The Army Adapts

In a superb piece from the Wall Street Journal, Michael M. Phillips illustrates just how profoundly the Army’s new COIN evolution has transformed the force.

A natural-born insurgent, Sgt. First Class Jacob Stockdill was brimming with malicious suggestions when a group of American soldiers and Afghan security men sat down last month to plot their own defeat. “I can put a guy out on a ridge with an AK-47 and have him take a couple of shots,” Sgt. Stockdill proposed to fellow students at the Army’s new Afghanistan Counterinsurgency Academy. “The Americans will shoot back with their big guns and disrupt the whole valley…. Being an insurgent would be so easy.” Capt. Chris Rowe finished his thought: “All you have to do is not screw up, and, even if you do, you just blame it on the Americans.” Six years into the Afghan war, the Army has decided its troops on the ground still don’t understand well enough how to battle the Taliban insurgency. So since the spring, groups of 60 people have been attending intensive, five-day sessions in plywood classrooms in the corner of a U.S. base here, where they learn to think like a Taliban and counterpunch like a politician. The academy’s principal message: The war that began to oust a regime has evolved into a popularity contest where insurgents and counterinsurgents vie for public support and the right to rule. The implicit critique: Many U.S. and allied soldiers still arrive in the country well-trained to kill, but not to persuade.

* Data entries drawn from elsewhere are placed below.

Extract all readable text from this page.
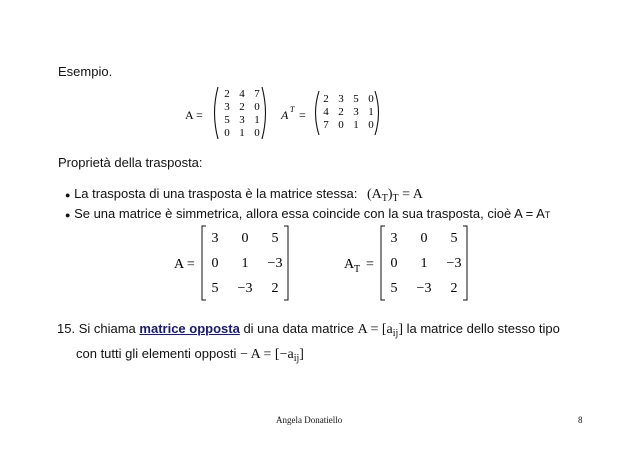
Esempio.
A =
2 4 7
3 2 0
5 3 1
0 1 0
A T =
2 3 5 0
4 2 3 1
7 0 1 0
Proprietà della trasposta:
● La trasposta di una trasposta è la matrice stessa: $(A_T)_T = A$
● Se una matrice è simmetrica, allora essa coincide con la sua trasposta, cioè A = AT
A =
3 0 5
0 1 −3
5 −3 2
A T =
3 0 5
0 1 −3
5 −3 2
15. Si chiama matrice opposta di una data matrice $A = [a_{ij}]$ la matrice dello stesso tipo
con tutti gli elementi opposti − $A = [-a_{ij}]$
Angela Donatiello	8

That soldiers are training to win a “popularity contest” demonstrates the depth of the institutional shift in Army thinking, as the subtle intricacies inherent in both the Afghani and Iraqi insurgencies force the Pentagon to reevaluate even its most elementary of doctrines. Phillips elaborates on the complexity of this new fight:

Col. Najeeb, the Afghan intelligence officer, complained to American classmates that coalition troops sometimes are so nervous about being hit that they mistrust all Afghans, including the security forces. He told of being sent to scout out a village before a coalition sweep. As he left the village on a motorcycle, NATO troops opened fire on him, even though he waved ID proving he is a government agent. He never got close enough to warn the coalition soldiers of the ambush that awaited them in the village, he said. His classmate Capt. Nick Talbot, a 27-year-old from Washington, D.C., countered with a story about a car bomb in September in Nangarhar Province near Pakistan. U.S. troops arrived to find a man in a police uniform unconscious on the ground. When they did a routine body search for any unseen injuries, they discovered he was wearing a vest filled with explosives. The man woke up, but was unable to detonate the bomb before the soldiers killed him. “It can make you very hesitant to work very closely” with Afghan security forces, Capt. Talbot confessed to Col. Najeeb.

To be sure, Afghanistan is a geopolitical Rubik’s Cube. Solving it is going to take time. The same goes for Iraq. But, despite common difficulties, one can’t help but to admire the Army’s remarkable comfort in adapting itself to the challenges faced in both theaters. Though they have a ways to go, their journey from a clunky, immobile Cold War bureaucracy to an agile, flexible fighting force has been nothing short of amazing.